L'affaire avait fait exploser les Écologistes de Saint-Ouen juste avant les élections municipales.

Elle a été traitée en interne après les élections.

Six mois d’enquête, une douzaine de témoins entendus, un dossier long comme le bras.

Et finalement, six Écologistes du groupe local sanctionnés par le parti pour des propos homophobes envers la tête de liste locale, Sabrina Decanton.

Le bureau exécutif du parti a annoncé que trois militants ont été "suspendus six mois pour des propos remettant en cause l’aptitude de Sabrina Decanton à être tête de liste aux municipales en raison de son orientation sexuelle".

Selon la décision, trois autres ont reçu un avertissement pour "ne pas avoir défendu Sabrina Decanton face à ces propos". 

Enfin, et c’est la sanction la plus sévère, deux militants ont été interdits de gérer un mandat interne pendant un an pour "avoir fait pression sur Sabrina Decanton lors de la signature d’une charte de gouvernance contraire à l’éthique des Verts".

Dès le 7 novembre 2025, Sabrina Decanton avait signalé à son parti les remarques homophobes répandues par certains de ses camarades.

Jugeaient-ils son orientation sexuelle non compatible avec une éventuelle élection ?

De son côté, Sabrina Decanton dénonçait "des militants qui pensent que les quartiers pauvres et les musulmans sont nécessairement homophobes".

Outre les remarques homophobes, Sabrina Decanton avait reçu une proposition ubuesque de la part de quelques militants. 

Certains lui demandaient de signer une charte qui l’obligeait, en cas d’élection, à solliciter leur permission sur toute décision majeure. 

En bref, réduire à néant son pouvoir de maire.

Comme si un maire LGBT était incapable de prendre les bonnes décisions.

À noter que la militante, qui a rédigé cette charte, n’a pas été sanctionnée part le parti.

Fin 2025, de nouveaux propos insultants pousse Sabrina Decanton à claquer la porte. 

Les Écologistes se retrouvent sans tête de liste juste avant les élections. 

Certains partent chez La France insoumise.

Cet imbroglio aboutit au faible score de 8,38%.

Ce qui a ouvert un boulevard à la réélection du socialiste, Karim Bouamrane.
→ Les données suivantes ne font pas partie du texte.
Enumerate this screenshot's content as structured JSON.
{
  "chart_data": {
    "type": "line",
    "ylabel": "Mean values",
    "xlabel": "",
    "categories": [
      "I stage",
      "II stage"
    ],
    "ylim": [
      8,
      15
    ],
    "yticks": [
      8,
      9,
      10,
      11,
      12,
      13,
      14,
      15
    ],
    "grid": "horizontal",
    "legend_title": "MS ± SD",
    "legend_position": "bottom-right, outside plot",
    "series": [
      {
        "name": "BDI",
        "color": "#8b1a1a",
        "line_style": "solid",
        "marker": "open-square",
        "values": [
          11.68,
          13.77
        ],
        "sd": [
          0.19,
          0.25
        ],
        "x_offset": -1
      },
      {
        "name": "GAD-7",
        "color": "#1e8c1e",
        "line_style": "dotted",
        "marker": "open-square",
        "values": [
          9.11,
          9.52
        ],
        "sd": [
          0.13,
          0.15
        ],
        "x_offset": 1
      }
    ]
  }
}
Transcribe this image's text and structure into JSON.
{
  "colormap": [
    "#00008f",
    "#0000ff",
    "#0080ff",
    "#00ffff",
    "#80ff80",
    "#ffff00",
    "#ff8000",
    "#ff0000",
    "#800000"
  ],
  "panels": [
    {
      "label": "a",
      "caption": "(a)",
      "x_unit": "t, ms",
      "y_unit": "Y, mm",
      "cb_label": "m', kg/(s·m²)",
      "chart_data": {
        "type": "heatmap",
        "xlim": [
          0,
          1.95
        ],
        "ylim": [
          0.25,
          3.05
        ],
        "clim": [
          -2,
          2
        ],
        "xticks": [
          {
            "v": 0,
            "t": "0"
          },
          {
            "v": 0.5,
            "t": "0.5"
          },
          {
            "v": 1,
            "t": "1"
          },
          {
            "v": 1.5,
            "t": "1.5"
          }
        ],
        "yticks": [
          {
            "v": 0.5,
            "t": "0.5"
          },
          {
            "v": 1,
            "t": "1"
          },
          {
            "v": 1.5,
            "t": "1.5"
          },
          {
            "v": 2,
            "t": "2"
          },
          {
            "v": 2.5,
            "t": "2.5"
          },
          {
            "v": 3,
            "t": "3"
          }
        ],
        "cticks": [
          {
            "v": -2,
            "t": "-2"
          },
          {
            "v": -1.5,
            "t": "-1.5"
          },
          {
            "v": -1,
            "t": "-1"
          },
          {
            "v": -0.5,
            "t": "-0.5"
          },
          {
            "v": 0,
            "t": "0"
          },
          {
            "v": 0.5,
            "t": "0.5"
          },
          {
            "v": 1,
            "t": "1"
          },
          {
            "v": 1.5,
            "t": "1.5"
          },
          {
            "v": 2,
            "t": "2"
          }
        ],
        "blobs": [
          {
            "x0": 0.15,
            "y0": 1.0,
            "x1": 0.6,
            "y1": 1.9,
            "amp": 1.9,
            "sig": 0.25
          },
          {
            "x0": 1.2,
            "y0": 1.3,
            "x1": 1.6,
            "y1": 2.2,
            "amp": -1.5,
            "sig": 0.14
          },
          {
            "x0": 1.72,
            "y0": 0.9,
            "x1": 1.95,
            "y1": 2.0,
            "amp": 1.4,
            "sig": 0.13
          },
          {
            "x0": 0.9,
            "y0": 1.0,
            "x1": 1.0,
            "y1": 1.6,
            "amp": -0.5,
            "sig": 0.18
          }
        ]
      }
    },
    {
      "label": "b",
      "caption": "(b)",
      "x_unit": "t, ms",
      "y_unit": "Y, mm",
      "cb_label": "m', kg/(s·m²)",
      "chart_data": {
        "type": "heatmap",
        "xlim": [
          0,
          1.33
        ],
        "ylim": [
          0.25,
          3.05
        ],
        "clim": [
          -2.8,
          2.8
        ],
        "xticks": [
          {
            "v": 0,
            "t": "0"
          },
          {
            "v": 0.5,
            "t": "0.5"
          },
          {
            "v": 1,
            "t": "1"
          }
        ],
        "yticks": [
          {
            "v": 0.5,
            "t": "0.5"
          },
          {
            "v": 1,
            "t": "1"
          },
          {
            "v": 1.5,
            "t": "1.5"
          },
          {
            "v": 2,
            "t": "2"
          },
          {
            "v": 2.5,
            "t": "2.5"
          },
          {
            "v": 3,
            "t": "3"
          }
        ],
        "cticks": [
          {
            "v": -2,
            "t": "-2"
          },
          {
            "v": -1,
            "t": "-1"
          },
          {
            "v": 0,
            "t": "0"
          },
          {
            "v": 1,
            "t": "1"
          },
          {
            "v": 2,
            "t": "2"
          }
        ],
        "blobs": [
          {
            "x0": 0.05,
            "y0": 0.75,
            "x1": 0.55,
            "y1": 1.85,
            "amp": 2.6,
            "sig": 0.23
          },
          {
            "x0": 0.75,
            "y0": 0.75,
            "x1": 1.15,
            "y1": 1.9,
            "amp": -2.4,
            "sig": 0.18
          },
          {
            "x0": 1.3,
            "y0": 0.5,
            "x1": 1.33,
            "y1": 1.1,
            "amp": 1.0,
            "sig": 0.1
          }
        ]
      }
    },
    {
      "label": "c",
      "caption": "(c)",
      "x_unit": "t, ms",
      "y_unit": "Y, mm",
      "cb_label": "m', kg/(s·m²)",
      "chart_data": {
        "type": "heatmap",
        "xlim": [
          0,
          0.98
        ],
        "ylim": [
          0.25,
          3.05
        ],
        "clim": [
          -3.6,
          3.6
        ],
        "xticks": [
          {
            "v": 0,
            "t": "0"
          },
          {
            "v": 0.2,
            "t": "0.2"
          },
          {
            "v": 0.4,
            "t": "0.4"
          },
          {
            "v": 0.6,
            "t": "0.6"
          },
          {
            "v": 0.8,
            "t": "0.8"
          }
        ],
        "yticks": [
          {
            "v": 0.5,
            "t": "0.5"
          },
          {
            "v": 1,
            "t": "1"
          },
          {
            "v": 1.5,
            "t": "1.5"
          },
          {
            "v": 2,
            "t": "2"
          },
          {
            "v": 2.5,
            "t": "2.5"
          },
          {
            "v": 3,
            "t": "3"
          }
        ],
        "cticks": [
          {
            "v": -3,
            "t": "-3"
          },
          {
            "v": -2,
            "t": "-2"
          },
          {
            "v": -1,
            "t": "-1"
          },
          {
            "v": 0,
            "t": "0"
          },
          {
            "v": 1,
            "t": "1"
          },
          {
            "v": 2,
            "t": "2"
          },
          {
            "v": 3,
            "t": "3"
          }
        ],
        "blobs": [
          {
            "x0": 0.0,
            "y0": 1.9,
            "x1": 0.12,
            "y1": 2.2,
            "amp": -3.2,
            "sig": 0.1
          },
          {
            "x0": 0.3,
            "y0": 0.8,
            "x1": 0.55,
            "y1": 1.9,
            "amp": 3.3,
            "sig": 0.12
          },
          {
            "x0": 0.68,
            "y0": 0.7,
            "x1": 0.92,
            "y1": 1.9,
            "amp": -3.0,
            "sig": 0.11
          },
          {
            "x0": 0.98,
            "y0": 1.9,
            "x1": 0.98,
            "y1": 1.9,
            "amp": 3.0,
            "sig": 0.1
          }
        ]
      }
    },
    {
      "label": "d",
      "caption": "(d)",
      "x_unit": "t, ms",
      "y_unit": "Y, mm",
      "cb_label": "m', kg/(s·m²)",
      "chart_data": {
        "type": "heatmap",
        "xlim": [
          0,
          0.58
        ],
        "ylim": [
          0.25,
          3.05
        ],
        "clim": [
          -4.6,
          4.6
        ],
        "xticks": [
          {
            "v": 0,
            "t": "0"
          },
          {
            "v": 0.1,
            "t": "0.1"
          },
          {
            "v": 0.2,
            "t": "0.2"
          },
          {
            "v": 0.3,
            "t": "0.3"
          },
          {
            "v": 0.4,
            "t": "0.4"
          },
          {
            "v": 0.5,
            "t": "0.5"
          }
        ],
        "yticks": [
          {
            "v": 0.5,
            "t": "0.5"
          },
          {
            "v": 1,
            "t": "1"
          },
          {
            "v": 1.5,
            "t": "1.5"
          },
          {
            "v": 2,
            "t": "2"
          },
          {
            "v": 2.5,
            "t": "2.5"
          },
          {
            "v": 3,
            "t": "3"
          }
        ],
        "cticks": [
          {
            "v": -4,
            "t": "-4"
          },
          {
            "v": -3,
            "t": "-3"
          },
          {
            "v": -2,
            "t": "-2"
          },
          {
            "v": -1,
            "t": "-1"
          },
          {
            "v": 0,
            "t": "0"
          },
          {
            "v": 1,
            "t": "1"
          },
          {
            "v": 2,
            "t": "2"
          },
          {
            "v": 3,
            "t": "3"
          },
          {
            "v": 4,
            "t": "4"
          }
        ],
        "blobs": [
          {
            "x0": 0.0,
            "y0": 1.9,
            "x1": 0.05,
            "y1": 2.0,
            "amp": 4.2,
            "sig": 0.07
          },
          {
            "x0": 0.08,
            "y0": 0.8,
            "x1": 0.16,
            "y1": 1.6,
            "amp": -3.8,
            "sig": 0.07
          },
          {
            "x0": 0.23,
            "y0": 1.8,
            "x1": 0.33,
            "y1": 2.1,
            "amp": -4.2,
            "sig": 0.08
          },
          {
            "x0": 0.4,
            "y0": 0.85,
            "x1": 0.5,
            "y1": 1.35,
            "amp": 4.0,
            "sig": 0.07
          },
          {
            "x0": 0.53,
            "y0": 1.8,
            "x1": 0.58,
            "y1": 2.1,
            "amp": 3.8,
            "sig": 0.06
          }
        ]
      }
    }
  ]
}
"Malgré les alertes dès le mois de novembre, le parti a laissé se présenter les personnes mises en cause et ne les a pas suspendues à titre conservatoire" regrette une source interne. 

"On peut y lire deux choses : la volonté permanente, chez les Écologistes, de chercher le compromis à tout prix, et celle de ne pas trop attaquer des personnes qui ont sûrement acquis un poids électoral localé".

Dans un communiqué, Sabrina Decanton dénonce "des sanctions très en deçà de la gravité des faits. En particulier, dans un parti qui s’est toujours voulu à l’avant-garde de la lutte contre les discriminations. Je m’étais engagée chez les Verts, car c’est l’un des partis pionniers sur la défense des LGBT. Mais, ce sujet semble être traité à la légère".